Gauge seemed a little opinionated to me, and felt it required a heavy-lifting to integrate into an existing product. It was hesitant for me to give a surprise like "Hey guys, we need to switch the testing framework to Gauge!" to team members who just had been familiarized with unit/E2E testing in Jest.
I suppose I will need Gauge in the future to navigate full-fledged ATDD, but my primary motivation at this time is something narrower than "Is ATDD good or not?", more like "Will specs in a Gauge-like natural language be the catalyst that leads communication between developers and non-developer stakeholders?"
So, I've started building a tool for a team with existing unit/E2E tests in Jest to try ATDD easily.
Refer README for installation and usage.
Since it is a Jest extension, you can try it out by adding a configuration into
jest.config.js. For specification above, it shows a test report like this:
$ npx jest --config=jest.config.gauge.js specs/ PASS examples/welcome.spec Top page Specification Scenario: a user can open a site and see the top page. ✓ Open "https://duckduckgo.com/" ✓ It shows a picture of a cute Cucumber-looking bird to the user. Test Suites: 1 passed, 1 total Tests: 2 passed, 2 total Snapshots: 0 total Time: 0.913 s
It supports a large part of Gauge's functionality, but of course there's many things not supported yet. You can find what is supported and what is not in TODO section in README.
I'm running a coding bootcamp in Japan. We are building and maintaining a learning management system for internal use from scratch. We have stakeholders of the project working as a non-tech staffs and they have very raw and factual needs about what matters for operating the educational activity in the bootcamp, as massive and complex Excel spreadsheets! It had motivated me to wander how to keep them organized and ship as working software.
I tried convincing the stakeholders "We're a coding bootcamp, so we should take a risk and try new things on software development methodology. It must lead us to some insights about quality of the educational service". I knew this is a kind of big ask to be accepted in other domain of businesses. Even developers are surprised on this. So I must say a warm appreciation for accepting this to colleagues.
A bit tangentially, that was not the only stretching. We've built a video chat functionality from scratch with WebRTC into the LMS, where the lectures and technical support sessions take place. Screenshot below are us doing a workshop on it. It takes much of efforts to stabilize the connectivity since we don't rely on a famous product like Agora and Zoom APIs, and in course we had learnt many insights and grown team unity.
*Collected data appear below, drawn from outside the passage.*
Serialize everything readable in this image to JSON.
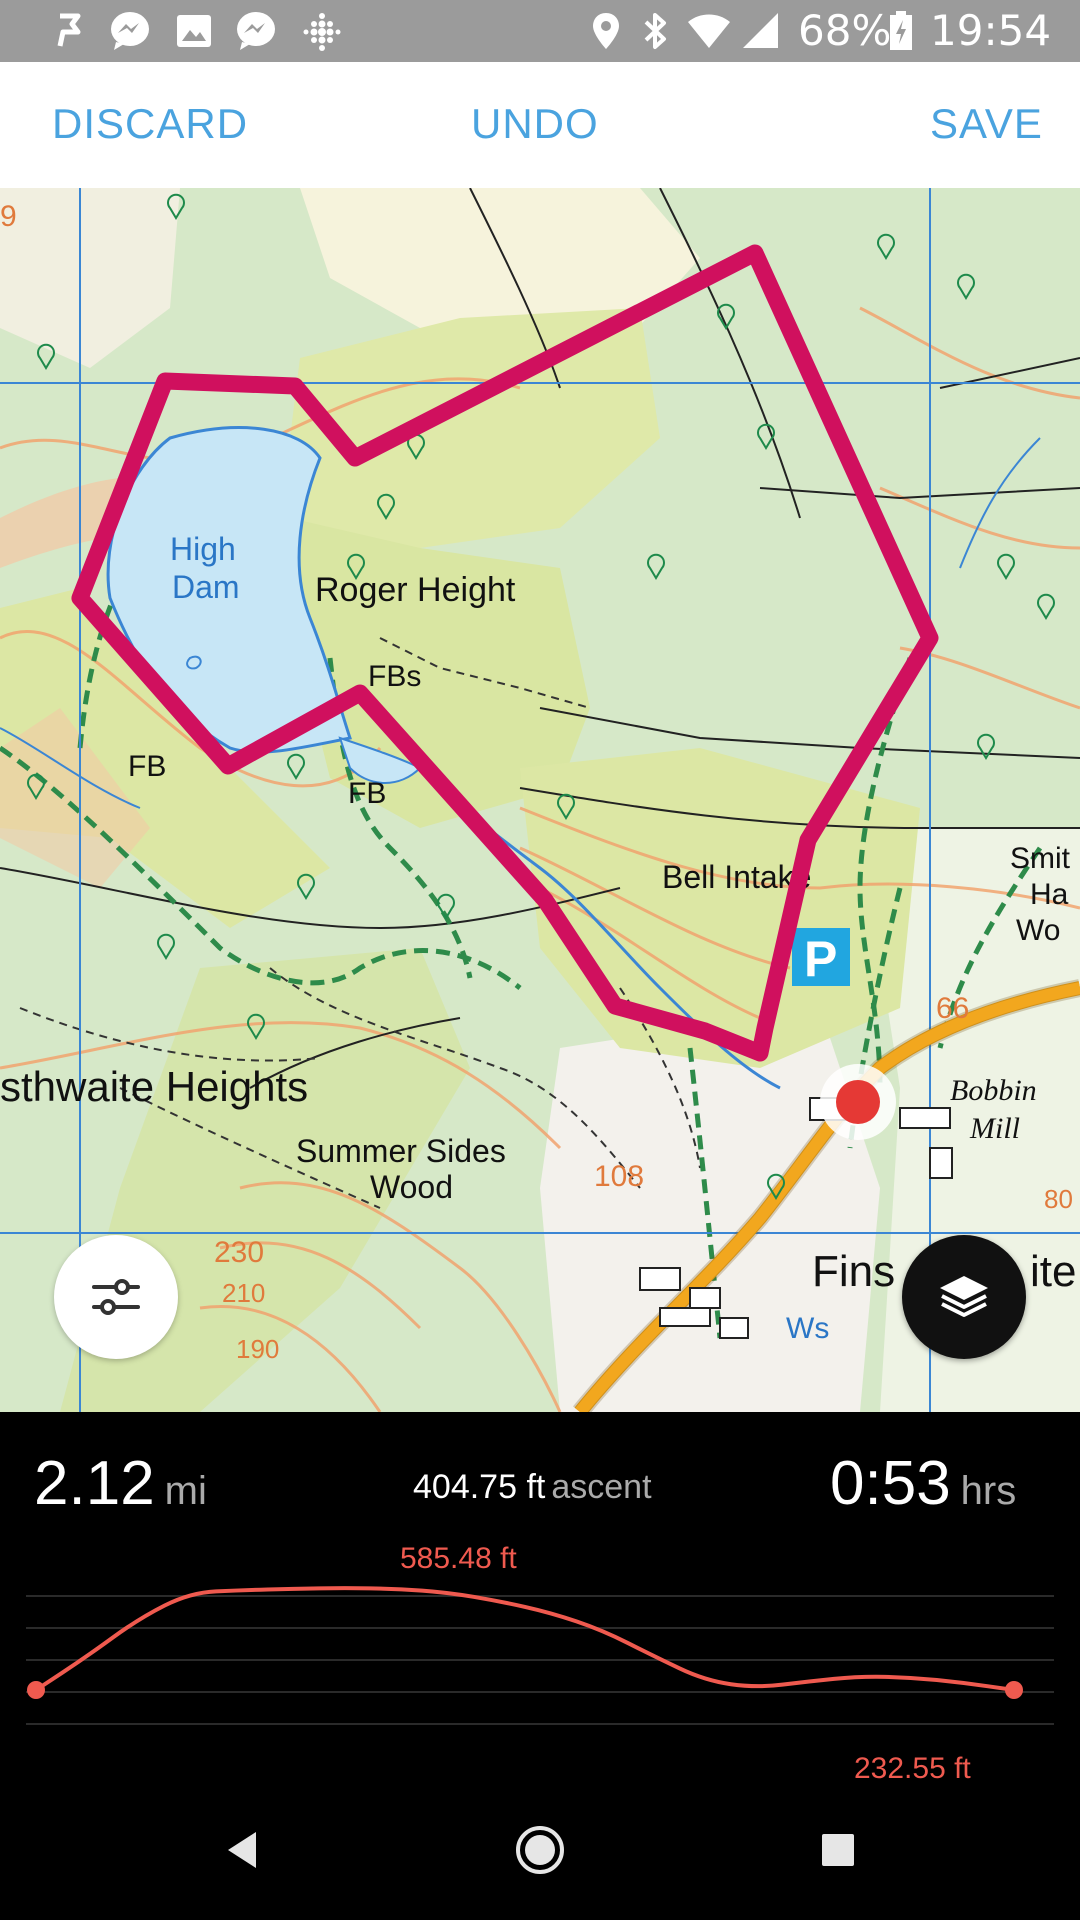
{
  "status_bar": {
    "icons_left": [
      "flag-icon",
      "messenger-icon",
      "image-icon",
      "messenger-icon",
      "fitbit-icon"
    ],
    "icons_right": [
      "location-icon",
      "bluetooth-icon",
      "wifi-icon",
      "signal-icon",
      "battery-charging-icon"
    ],
    "battery": "68%",
    "time": "19:54"
  },
  "action_bar": {
    "discard": "DISCARD",
    "undo": "UNDO",
    "save": "SAVE"
  },
  "map": {
    "labels": {
      "lake_1": "High",
      "lake_2": "Dam",
      "roger": "Roger Height",
      "fbs": "FBs",
      "fb1": "FB",
      "fb2": "FB",
      "bell": "Bell Intake",
      "heights": "sthwaite Heights",
      "summer_1": "Summer Sides",
      "summer_2": "Wood",
      "smit_1": "Smit",
      "smit_2": "Ha",
      "smit_3": "Wo",
      "bobbin_1": "Bobbin",
      "bobbin_2": "Mill",
      "fins": "Fins",
      "ite": "ite",
      "ws": "Ws",
      "h66": "66",
      "h108": "108",
      "h230": "230",
      "h210": "210",
      "h190": "190",
      "h80": "80",
      "h9": "9",
      "parking": "P"
    },
    "route_color": "#d0105e",
    "marker_color": "#e53935"
  },
  "stats": {
    "distance_value": "2.12",
    "distance_unit": "mi",
    "ascent_value": "404.75 ft",
    "ascent_unit": "ascent",
    "time_value": "0:53",
    "time_unit": "hrs",
    "elev_max": "585.48 ft",
    "elev_min": "232.55 ft"
  },
  "elevation_profile": {
    "line_color": "#ef5a4f",
    "points_ft": [
      232.55,
      350,
      480,
      570,
      578,
      583,
      585.48,
      583,
      570,
      540,
      500,
      440,
      350,
      265,
      240,
      262,
      280,
      276,
      258,
      232.55
    ],
    "max_ft": 585.48,
    "min_ft": 232.55
  },
  "nav_bar": {
    "back": "back-icon",
    "home": "home-icon",
    "recents": "recents-icon"
  }
}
So, I decided to build Jest-gauge, after concluding Gauge itself is not for our team at this moment and catching up ATDD in 2021 and Cucumber/Gherkin which I experienced half decade ago. And then on, our CI runs acceptance tests written in our mother tongue everyday.
Yes, this is our proud production case :)
A joke aside, we accept risks because we are not a big-co and of the background above. There's many rough edge in it, so please use it at your own risk.
These experience above, and the books on ATDD like "Growing Object-Oriented Software, Guided by Tests", leads me to a belief that it might be too early for developers and other stakeholders to communicate through behavioral descriptions or in a ubiquitous language, in evidence-based manner, a decade ago.
Increasing importance of technology and things like no-code platforms may change this. We may be able to discuss and share what a product is and should be through a semi-formal language in like Gauge or Cucumber.
Members of a company who runs a coding bootcamp, maybe inevitably, looks like having relatively good understanding of computers and software, even they're not developers. This might be the reason we had adopted ATDD with relatively little friction. We'll practice the ATDD with Jest-gauge there at this moment, and later transfer that insight to other fields with less association with software.
But this is just a try. Maybe it works, or maybe not. If you try Jest-gauge, and got some insights, please share it with me. Of course, any contributions are warmly welcomed.